Held in the Assembly Rooms in Edinburgh on 14th March 2024, Quorum Cyber’s second annual Summit brought 90 customers representing 60 organisations from a wide range of sectors together with representatives from our security partner, Microsoft. COO Mark Lawrence compered the day which enabled the cyber security community to discuss how, collectively, everyone can become more resilient to face the growing number of challenges that lie ahead.
Opening the rich agenda of presentations, panel sessions and demonstrations, Quorum Cyber CEO Federico Charosky welcomed participants and stressed that cyber-attacks are now impacting industry, society and people on a personal level. “If we stand together as a group, we can overcome the challenges better. We can adapt, grow and develop today and increase our resilience to the threats and risks we all see.” He encouraged everyone to interact and share views and ideas throughout the day and keep the conversation going afterwards.
Microsoft keynote: Securing Beyond Boundaries
Tosca Maria Colangeli, General Manager of Solutions for Microsoft, emphasised that the threat landscape is “incredibly complicated” today. “It will only get harder and faster every single day. Attackers only need to be right once, we need to be right 100% of the time. We certainly believe that we are stronger and better together.”
She explained that Microsoft’s CEO Satya Nadella has promised to invest $20 billion in cyber security to help protect its 1 million customers across 120 countries. Currently, organisations each have around 50 to 100 different security tools from multiple vendors, which is very difficult for them to manage.
Governments, corporations, and citizens are asking Microsoft to help them with four complex issues:
- To be more secure
- Lower total cost of ownership (TCO)
- Ensure safe and rapid migration
- Show ongoing proof of value.
Tosca highlighted the problem of the huge skills gap. “There are 4 million vacancies in cyber security around the world, so we can’t only use humans to solve our problems. It’s rare for our customers to say they are flush with talent.”
This led her onto Copilot for Security, which will be available from 1st April 2024. Tosca said that it will completely transform how we manage cyber security going forward.
Microsoft Business Manager Elliot Howells gave a live on-stage demonstration to show how Copilot for Security, which uses generative artificial intelligence (GenAI) technology developed by OpenAI, will help analysts investigate incidents quickly. He showed how it will pull through any supporting information from other Microsoft security tools, produce any code required during the process, record how everything is being done, and write reports on all of this for executives and other stakeholders to learn from.
Tosca warned, however, that the latest GenAI tools can impersonate a person with just 3 seconds of audio and 7 seconds of video, and this is something that could cause security issues.
The Missing Cryptoqueen
BBC investigative journalist, author and podcaster Jamie Bartlett was this year’s special guest speaker. In a highly engaging one-hour session, he told the story of the “Missing Cryptoqueen”, Dr Ruja Ignatova, the most wanted cybercriminal in the world. After setting up an extremely convincing Ponzi scheme when cryptocurrency was in its infancy and fooling over a million people to invest in the fictional OneCoin, she had reportedly amassed as much as $4 billion. In October 2017, the Bulgaria-born German flew to Athens and vanished. The FBI has placed her on its Ten Most Wanted Fugitives list, offering a reward of up to $250,000 for information leading to her arrest.
Highly educated, she presented at an event organised by The Economist magazine, spoke to investors at Wembley Arena and used a paid-for feature in an edition of the Bulgarian Forbes magazine to trick as many people as possible to part with their money. But it was all a huge, well-orchestrated, elaborate lie.
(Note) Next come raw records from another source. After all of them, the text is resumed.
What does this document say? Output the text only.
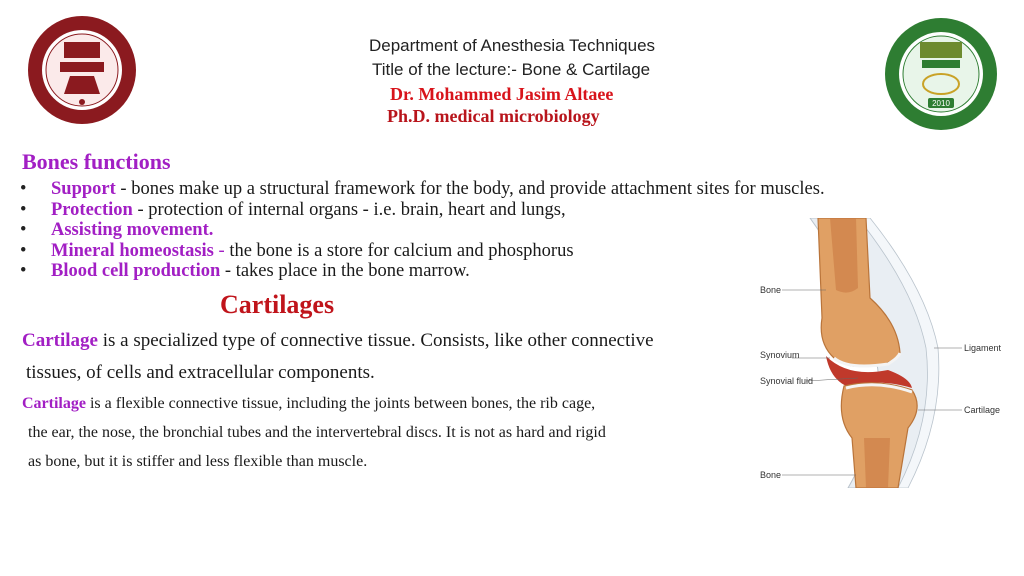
2010
Department of Anesthesia Techniques
Title of the lecture:- Bone & Cartilage
Dr. Mohammed Jasim Altaee
Ph.D. medical microbiology
Bones functions
• Support - bones make up a structural framework for the body, and provide attachment sites for muscles.
• Protection - protection of internal organs - i.e. brain, heart and lungs,
• Assisting movement.
• Mineral homeostasis - the bone is a store for calcium and phosphorus
• Blood cell production - takes place in the bone marrow.
Cartilages
Cartilage is a specialized type of connective tissue. Consists, like other connective
tissues, of cells and extracellular components.
Cartilage is a flexible connective tissue, including the joints between bones, the rib cage,
the ear, the nose, the bronchial tubes and the intervertebral discs. It is not as hard and rigid
as bone, but it is stiffer and less flexible than muscle.
Bone
Synovium
Synovial fluid
Bone
Ligament
Cartilage
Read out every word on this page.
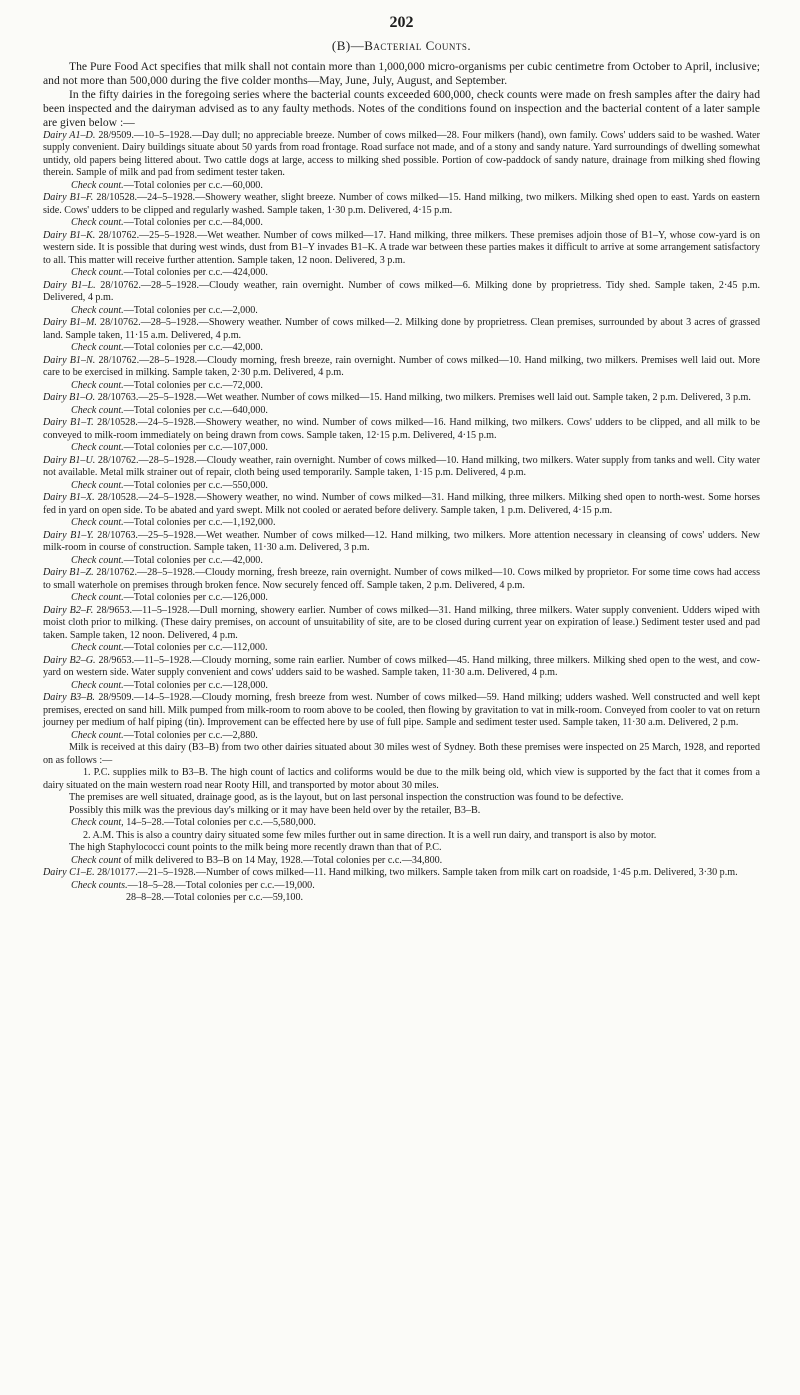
202
(B)—Bacterial Counts.

The Pure Food Act specifies that milk shall not contain more than 1,000,000 micro-organisms per cubic centimetre from October to April, inclusive; and not more than 500,000 during the five colder months—May, June, July, August, and September.

In the fifty dairies in the foregoing series where the bacterial counts exceeded 600,000, check counts were made on fresh samples after the dairy had been inspected and the dairyman advised as to any faulty methods. Notes of the conditions found on inspection and the bacterial content of a later sample are given below :—

Dairy A1–D. 28/9509.—10–5–1928.—Day dull; no appreciable breeze. Number of cows milked—28. Four milkers (hand), own family. Cows' udders said to be washed. Water supply convenient. Dairy buildings situate about 50 yards from road frontage. Road surface not made, and of a stony and sandy nature. Yard surroundings of dwelling somewhat untidy, old papers being littered about. Two cattle dogs at large, access to milking shed possible. Portion of cow-paddock of sandy nature, drainage from milking shed flowing therein. Sample of milk and pad from sediment tester taken.

Check count.—Total colonies per c.c.—60,000.

Dairy B1–F. 28/10528.—24–5–1928.—Showery weather, slight breeze. Number of cows milked—15. Hand milking, two milkers. Milking shed open to east. Yards on eastern side. Cows' udders to be clipped and regularly washed. Sample taken, 1·30 p.m. Delivered, 4·15 p.m.

Check count.—Total colonies per c.c.—84,000.

Dairy B1–K. 28/10762.—25–5–1928.—Wet weather. Number of cows milked—17. Hand milking, three milkers. These premises adjoin those of B1–Y, whose cow-yard is on western side. It is possible that during west winds, dust from B1–Y invades B1–K. A trade war between these parties makes it difficult to arrive at some arrangement satisfactory to all. This matter will receive further attention. Sample taken, 12 noon. Delivered, 3 p.m.

Check count.—Total colonies per c.c.—424,000.

Dairy B1–L. 28/10762.—28–5–1928.—Cloudy weather, rain overnight. Number of cows milked—6. Milking done by proprietress. Tidy shed. Sample taken, 2·45 p.m. Delivered, 4 p.m.

Check count.—Total colonies per c.c.—2,000.

Dairy B1–M. 28/10762.—28–5–1928.—Showery weather. Number of cows milked—2. Milking done by proprietress. Clean premises, surrounded by about 3 acres of grassed land. Sample taken, 11·15 a.m. Delivered, 4 p.m.

Check count.—Total colonies per c.c.—42,000.

Dairy B1–N. 28/10762.—28–5–1928.—Cloudy morning, fresh breeze, rain overnight. Number of cows milked—10. Hand milking, two milkers. Premises well laid out. More care to be exercised in milking. Sample taken, 2·30 p.m. Delivered, 4 p.m.

Check count.—Total colonies per c.c.—72,000.

Dairy B1–O. 28/10763.—25–5–1928.—Wet weather. Number of cows milked—15. Hand milking, two milkers. Premises well laid out. Sample taken, 2 p.m. Delivered, 3 p.m.

Check count.—Total colonies per c.c.—640,000.

Dairy B1–T. 28/10528.—24–5–1928.—Showery weather, no wind. Number of cows milked—16. Hand milking, two milkers. Cows' udders to be clipped, and all milk to be conveyed to milk-room immediately on being drawn from cows. Sample taken, 12·15 p.m. Delivered, 4·15 p.m.

Check count.—Total colonies per c.c.—107,000.

Dairy B1–U. 28/10762.—28–5–1928.—Cloudy weather, rain overnight. Number of cows milked—10. Hand milking, two milkers. Water supply from tanks and well. City water not available. Metal milk strainer out of repair, cloth being used temporarily. Sample taken, 1·15 p.m. Delivered, 4 p.m.

Check count.—Total colonies per c.c.—550,000.

Dairy B1–X. 28/10528.—24–5–1928.—Showery weather, no wind. Number of cows milked—31. Hand milking, three milkers. Milking shed open to north-west. Some horses fed in yard on open side. To be abated and yard swept. Milk not cooled or aerated before delivery. Sample taken, 1 p.m. Delivered, 4·15 p.m.

Check count.—Total colonies per c.c.—1,192,000.

Dairy B1–Y. 28/10763.—25–5–1928.—Wet weather. Number of cows milked—12. Hand milking, two milkers. More attention necessary in cleansing of cows' udders. New milk-room in course of construction. Sample taken, 11·30 a.m. Delivered, 3 p.m.

Check count.—Total colonies per c.c.—42,000.

Dairy B1–Z. 28/10762.—28–5–1928.—Cloudy morning, fresh breeze, rain overnight. Number of cows milked—10. Cows milked by proprietor. For some time cows had access to small waterhole on premises through broken fence. Now securely fenced off. Sample taken, 2 p.m. Delivered, 4 p.m.

Check count.—Total colonies per c.c.—126,000.

Dairy B2–F. 28/9653.—11–5–1928.—Dull morning, showery earlier. Number of cows milked—31. Hand milking, three milkers. Water supply convenient. Udders wiped with moist cloth prior to milking. (These dairy premises, on account of unsuitability of site, are to be closed during current year on expiration of lease.) Sediment tester used and pad taken. Sample taken, 12 noon. Delivered, 4 p.m.

Check count.—Total colonies per c.c.—112,000.

Dairy B2–G. 28/9653.—11–5–1928.—Cloudy morning, some rain earlier. Number of cows milked—45. Hand milking, three milkers. Milking shed open to the west, and cow-yard on western side. Water supply convenient and cows' udders said to be washed. Sample taken, 11·30 a.m. Delivered, 4 p.m.

Check count.—Total colonies per c.c.—128,000.

Dairy B3–B. 28/9509.—14–5–1928.—Cloudy morning, fresh breeze from west. Number of cows milked—59. Hand milking; udders washed. Well constructed and well kept premises, erected on sand hill. Milk pumped from milk-room to room above to be cooled, then flowing by gravitation to vat in milk-room. Conveyed from cooler to vat on return journey per medium of half piping (tin). Improvement can be effected here by use of full pipe. Sample and sediment tester used. Sample taken, 11·30 a.m. Delivered, 2 p.m.

Check count.—Total colonies per c.c.—2,880.

Milk is received at this dairy (B3–B) from two other dairies situated about 30 miles west of Sydney. Both these premises were inspected on 25 March, 1928, and reported on as follows :—

1. P.C. supplies milk to B3–B. The high count of lactics and coliforms would be due to the milk being old, which view is supported by the fact that it comes from a dairy situated on the main western road near Rooty Hill, and transported by motor about 30 miles.

The premises are well situated, drainage good, as is the layout, but on last personal inspection the construction was found to be defective.

Possibly this milk was the previous day's milking or it may have been held over by the retailer, B3–B.

Check count, 14–5–28.—Total colonies per c.c.—5,580,000.

2. A.M. This is also a country dairy situated some few miles further out in same direction. It is a well run dairy, and transport is also by motor.

The high Staphylococci count points to the milk being more recently drawn than that of P.C.

Check count of milk delivered to B3–B on 14 May, 1928.—Total colonies per c.c.—34,800.

Dairy C1–E. 28/10177.—21–5–1928.—Number of cows milked—11. Hand milking, two milkers. Sample taken from milk cart on roadside, 1·45 p.m. Delivered, 3·30 p.m.

Check counts.—18–5–28.—Total colonies per c.c.—19,000.

28–8–28.—Total colonies per c.c.—59,100.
“There was no cryptocurrency, no coin, everything about her was fake”, said Jamie. “She realised that when technology is complicated, people trust other people. The whole of OneCoin was effectively a psychological attack. It targeted people’s fear of missing out, their FOMO. Investors had an irrational fear of missing out on OneCoin.”
Jamie shared his research into the dark web, illegal drug sales and stolen data. “The criminals are very creative and inventive”, he explained. “The dark net marketplace is very good at connecting people, whether you want to buy data or a new ransomware tool. And it’s becoming increasingly specialised too.”
He believes that criminals are quite lazy and are constantly looking for ways to automate processes and make things easier for themselves. Jamie, who has read Quorum Cyber’s Threat Intelligence Outlook 2024 report, also stressed that the FBI and National Cyber Security Centre (NCSC) are worried about how cybercriminals will use AI to exploit people’s cognitive weaknesses.
He advised organisations to focus on human resilience as well as tech security, adding, “Criminals study psychology and they are brilliant storytellers. They are using deepfake scams to target ordinary citizens. All it takes with these online scams is one moment of weakness for them to work.
“Any company that doesn’t take cyber security as seriously as ordinary people is going to be in trouble. But if we can combine machines with human intelligence to stop cybercrime then we really are getting somewhere.”